Before heading out on the trail, we stopped at a craft fair in downtown Chester where I bought this opal ring, which was super cheap because the opal had a crack:
We rode on forest service land just down the street from Angela's house, around one lobe of Lake Almanor, then across the causeway splitting the lake. The marshes on the edge of Lake Almanor:
Great picture Kerry took of the lake in the evening:
Evelyn has kids so she never sleeps and I am a morning person. Angela is working on an owl study and does most of her field work at night. Luckily Evelyn and I spotted this coffee shop just down the street, where we found morning lattes and cinnamon rolls, and stayed a few hours to avoid driving the late sleepers bananas. I waited in line behind a guy dressed to the nines in camo and red check flannel, who told the barrista she was about to save him from the worst cup of coffee ever. Since the coffee shop had not been open, he was forced to drink a cup of gas station coffee before going fishing that morning. Now that he had caught his fish and the shop was open, he was ready for his mocha. I thought Chester looked like a ride-your-horse-to-the-coffee-shop kind of place, so I did, the next morning.

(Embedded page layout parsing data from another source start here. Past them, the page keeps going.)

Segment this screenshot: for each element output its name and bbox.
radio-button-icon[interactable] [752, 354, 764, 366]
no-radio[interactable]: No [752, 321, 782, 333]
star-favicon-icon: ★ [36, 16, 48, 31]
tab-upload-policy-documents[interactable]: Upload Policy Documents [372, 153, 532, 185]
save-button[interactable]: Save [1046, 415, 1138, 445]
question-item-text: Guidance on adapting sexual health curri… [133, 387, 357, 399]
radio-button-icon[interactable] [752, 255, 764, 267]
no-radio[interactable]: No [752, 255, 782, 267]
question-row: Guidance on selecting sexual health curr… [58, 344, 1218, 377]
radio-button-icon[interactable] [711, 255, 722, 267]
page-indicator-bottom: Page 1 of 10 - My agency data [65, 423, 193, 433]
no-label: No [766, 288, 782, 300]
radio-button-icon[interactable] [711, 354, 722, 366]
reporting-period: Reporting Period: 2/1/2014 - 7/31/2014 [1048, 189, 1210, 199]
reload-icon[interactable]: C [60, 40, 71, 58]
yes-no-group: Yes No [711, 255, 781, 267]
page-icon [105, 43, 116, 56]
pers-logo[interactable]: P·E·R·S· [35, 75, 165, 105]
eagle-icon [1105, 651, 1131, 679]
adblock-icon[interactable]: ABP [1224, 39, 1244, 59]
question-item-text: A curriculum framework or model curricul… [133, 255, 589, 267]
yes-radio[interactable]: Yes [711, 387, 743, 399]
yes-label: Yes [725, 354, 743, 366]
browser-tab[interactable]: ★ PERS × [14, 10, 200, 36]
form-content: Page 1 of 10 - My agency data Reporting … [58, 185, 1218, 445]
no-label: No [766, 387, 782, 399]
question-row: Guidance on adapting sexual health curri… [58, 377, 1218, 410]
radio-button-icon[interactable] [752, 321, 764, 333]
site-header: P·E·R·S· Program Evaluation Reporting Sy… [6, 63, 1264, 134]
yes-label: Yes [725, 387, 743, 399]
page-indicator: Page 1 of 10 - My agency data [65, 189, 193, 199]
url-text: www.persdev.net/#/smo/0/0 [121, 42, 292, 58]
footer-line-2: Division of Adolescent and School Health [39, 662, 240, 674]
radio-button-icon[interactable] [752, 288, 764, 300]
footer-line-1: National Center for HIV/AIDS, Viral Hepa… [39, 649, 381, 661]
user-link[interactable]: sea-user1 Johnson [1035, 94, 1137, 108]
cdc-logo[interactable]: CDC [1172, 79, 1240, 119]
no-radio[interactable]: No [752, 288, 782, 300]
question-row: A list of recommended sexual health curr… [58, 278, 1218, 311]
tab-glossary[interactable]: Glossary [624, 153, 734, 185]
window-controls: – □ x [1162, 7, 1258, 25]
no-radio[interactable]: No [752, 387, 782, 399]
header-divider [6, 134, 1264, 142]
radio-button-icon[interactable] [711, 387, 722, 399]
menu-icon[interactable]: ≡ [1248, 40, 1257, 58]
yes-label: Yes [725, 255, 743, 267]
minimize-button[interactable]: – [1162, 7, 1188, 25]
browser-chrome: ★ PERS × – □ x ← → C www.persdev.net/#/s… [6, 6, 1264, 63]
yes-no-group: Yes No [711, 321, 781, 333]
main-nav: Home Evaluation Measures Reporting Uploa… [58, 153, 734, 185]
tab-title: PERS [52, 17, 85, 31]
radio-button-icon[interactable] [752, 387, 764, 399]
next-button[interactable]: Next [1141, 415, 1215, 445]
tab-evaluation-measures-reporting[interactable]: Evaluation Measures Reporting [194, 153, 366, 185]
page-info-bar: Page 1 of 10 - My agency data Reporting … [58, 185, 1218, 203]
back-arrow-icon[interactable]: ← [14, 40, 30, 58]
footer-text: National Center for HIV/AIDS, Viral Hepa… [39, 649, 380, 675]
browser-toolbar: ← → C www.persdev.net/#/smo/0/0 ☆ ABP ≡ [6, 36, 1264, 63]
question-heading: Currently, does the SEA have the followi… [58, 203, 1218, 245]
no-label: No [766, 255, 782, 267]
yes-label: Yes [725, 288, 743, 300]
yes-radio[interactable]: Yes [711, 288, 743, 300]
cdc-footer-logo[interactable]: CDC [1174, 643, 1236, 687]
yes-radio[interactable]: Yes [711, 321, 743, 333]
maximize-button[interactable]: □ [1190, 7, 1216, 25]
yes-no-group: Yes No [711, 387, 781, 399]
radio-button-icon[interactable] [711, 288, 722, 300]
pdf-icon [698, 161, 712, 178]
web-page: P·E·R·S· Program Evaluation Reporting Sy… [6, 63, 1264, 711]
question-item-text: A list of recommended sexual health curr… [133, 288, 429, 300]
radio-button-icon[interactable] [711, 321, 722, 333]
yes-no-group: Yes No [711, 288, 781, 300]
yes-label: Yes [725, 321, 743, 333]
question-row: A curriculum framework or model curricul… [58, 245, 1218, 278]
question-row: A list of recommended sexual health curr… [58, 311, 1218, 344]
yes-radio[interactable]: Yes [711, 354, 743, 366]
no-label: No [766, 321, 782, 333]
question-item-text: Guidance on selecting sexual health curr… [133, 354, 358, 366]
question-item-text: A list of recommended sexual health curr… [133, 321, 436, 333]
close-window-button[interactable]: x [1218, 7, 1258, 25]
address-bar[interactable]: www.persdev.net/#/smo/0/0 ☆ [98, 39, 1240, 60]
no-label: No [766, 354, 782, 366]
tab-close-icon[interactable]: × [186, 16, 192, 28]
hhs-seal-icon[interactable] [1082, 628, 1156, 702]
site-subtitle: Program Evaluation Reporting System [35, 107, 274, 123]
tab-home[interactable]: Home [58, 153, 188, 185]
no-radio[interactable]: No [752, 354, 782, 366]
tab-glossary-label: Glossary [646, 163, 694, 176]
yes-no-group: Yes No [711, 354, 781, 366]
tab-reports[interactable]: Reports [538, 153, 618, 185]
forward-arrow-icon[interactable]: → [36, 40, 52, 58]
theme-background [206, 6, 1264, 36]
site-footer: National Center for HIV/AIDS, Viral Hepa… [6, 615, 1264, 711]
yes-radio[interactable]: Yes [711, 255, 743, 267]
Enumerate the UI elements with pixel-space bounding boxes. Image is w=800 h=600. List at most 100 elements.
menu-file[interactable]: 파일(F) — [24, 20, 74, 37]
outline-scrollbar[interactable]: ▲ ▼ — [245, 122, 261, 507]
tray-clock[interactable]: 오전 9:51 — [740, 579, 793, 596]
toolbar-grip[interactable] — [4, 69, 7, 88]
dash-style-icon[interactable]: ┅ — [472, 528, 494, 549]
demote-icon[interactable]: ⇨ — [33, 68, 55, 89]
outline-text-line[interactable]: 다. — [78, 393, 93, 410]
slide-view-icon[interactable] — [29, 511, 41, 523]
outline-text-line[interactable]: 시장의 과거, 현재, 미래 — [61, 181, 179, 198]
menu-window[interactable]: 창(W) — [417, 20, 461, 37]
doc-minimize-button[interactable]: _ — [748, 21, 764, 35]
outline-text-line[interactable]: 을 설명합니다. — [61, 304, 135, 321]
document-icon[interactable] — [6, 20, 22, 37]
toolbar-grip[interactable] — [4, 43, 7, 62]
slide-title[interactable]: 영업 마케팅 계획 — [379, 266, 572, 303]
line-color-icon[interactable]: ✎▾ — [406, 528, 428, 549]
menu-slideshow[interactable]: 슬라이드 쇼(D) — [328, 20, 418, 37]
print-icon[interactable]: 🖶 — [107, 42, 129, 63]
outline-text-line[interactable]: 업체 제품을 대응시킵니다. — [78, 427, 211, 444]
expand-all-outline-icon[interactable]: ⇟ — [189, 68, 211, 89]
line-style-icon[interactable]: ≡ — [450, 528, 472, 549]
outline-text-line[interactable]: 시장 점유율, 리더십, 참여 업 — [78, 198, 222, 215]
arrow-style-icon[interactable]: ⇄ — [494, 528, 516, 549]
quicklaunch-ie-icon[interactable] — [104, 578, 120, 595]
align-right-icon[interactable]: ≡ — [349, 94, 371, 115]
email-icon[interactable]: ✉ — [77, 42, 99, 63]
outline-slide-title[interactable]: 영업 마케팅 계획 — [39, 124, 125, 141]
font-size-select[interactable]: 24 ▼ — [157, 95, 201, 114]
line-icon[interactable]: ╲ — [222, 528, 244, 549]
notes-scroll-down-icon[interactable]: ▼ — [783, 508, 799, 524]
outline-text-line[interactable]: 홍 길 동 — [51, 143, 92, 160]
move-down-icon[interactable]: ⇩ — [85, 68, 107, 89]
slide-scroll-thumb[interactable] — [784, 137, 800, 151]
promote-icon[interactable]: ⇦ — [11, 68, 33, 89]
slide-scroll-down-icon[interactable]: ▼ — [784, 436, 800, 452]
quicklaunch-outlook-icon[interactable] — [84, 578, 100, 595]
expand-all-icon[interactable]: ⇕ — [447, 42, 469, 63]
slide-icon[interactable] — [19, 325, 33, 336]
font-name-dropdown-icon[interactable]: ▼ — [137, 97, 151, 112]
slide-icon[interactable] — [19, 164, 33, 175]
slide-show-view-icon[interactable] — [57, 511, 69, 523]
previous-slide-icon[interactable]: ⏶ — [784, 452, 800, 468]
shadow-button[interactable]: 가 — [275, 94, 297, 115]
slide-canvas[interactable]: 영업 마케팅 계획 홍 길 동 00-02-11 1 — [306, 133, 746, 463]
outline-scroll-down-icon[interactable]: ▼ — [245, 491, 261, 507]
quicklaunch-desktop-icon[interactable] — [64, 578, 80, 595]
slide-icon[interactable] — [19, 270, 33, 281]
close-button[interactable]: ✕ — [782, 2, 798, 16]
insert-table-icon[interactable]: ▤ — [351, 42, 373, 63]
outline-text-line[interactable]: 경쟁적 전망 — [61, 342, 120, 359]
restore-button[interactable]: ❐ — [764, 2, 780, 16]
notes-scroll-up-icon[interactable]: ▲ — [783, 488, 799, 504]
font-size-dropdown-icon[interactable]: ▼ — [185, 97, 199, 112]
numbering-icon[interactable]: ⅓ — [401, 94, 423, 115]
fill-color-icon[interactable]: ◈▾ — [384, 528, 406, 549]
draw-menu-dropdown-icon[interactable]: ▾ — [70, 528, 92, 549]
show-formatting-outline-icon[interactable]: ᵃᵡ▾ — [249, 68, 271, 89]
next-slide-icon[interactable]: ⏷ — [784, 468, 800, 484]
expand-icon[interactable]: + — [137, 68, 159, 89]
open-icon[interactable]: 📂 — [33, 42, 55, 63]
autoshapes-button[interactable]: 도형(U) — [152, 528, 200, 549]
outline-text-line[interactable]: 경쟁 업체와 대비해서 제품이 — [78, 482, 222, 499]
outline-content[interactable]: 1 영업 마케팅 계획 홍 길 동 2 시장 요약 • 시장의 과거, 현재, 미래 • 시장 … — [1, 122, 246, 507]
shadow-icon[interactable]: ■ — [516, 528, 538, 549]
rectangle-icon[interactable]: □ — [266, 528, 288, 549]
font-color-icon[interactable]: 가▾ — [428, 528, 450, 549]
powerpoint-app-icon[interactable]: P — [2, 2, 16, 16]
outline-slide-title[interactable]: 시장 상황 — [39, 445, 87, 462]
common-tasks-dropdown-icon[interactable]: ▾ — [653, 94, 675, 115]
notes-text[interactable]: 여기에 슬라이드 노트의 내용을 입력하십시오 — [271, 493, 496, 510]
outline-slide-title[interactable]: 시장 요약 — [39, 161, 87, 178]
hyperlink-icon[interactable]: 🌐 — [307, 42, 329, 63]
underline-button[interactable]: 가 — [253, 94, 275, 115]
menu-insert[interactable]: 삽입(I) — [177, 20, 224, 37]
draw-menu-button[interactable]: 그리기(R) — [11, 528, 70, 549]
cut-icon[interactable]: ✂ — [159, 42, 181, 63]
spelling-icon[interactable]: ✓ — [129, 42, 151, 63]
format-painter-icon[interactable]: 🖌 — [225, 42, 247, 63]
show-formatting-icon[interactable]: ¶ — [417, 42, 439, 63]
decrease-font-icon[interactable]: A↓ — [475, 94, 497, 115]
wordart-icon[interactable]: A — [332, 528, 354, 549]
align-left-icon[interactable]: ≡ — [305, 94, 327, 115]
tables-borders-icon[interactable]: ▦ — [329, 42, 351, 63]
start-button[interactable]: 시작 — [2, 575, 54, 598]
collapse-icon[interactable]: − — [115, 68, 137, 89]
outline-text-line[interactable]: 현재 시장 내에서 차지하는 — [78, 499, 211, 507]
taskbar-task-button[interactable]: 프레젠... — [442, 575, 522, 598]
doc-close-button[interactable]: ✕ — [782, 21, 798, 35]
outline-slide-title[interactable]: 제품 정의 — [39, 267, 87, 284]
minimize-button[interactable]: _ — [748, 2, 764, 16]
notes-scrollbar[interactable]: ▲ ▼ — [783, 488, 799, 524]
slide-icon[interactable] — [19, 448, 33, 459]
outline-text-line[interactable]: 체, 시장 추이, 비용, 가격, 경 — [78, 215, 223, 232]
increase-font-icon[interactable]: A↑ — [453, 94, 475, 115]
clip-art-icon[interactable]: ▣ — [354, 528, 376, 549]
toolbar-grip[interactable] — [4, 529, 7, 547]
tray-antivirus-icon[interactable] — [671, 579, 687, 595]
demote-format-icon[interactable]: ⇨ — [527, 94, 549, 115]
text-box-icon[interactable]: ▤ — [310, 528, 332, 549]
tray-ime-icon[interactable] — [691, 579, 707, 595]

On Sunday we rode part of the Bizz Johnson trail, a trail that follows the old Fernley and Lassen Branch line of the Southern Pacific. The line carried lumber and sometimes passengers from 1914 until 1956. It is named for former congressman Harold T. "Bizz" Johnson, who was instrumental to the rails-to-trails conversion effort when the line was formally abandoned in 1978. Lukka, who tends to overheat, rocked a new, airflow-friendly hairdo on the Bizz.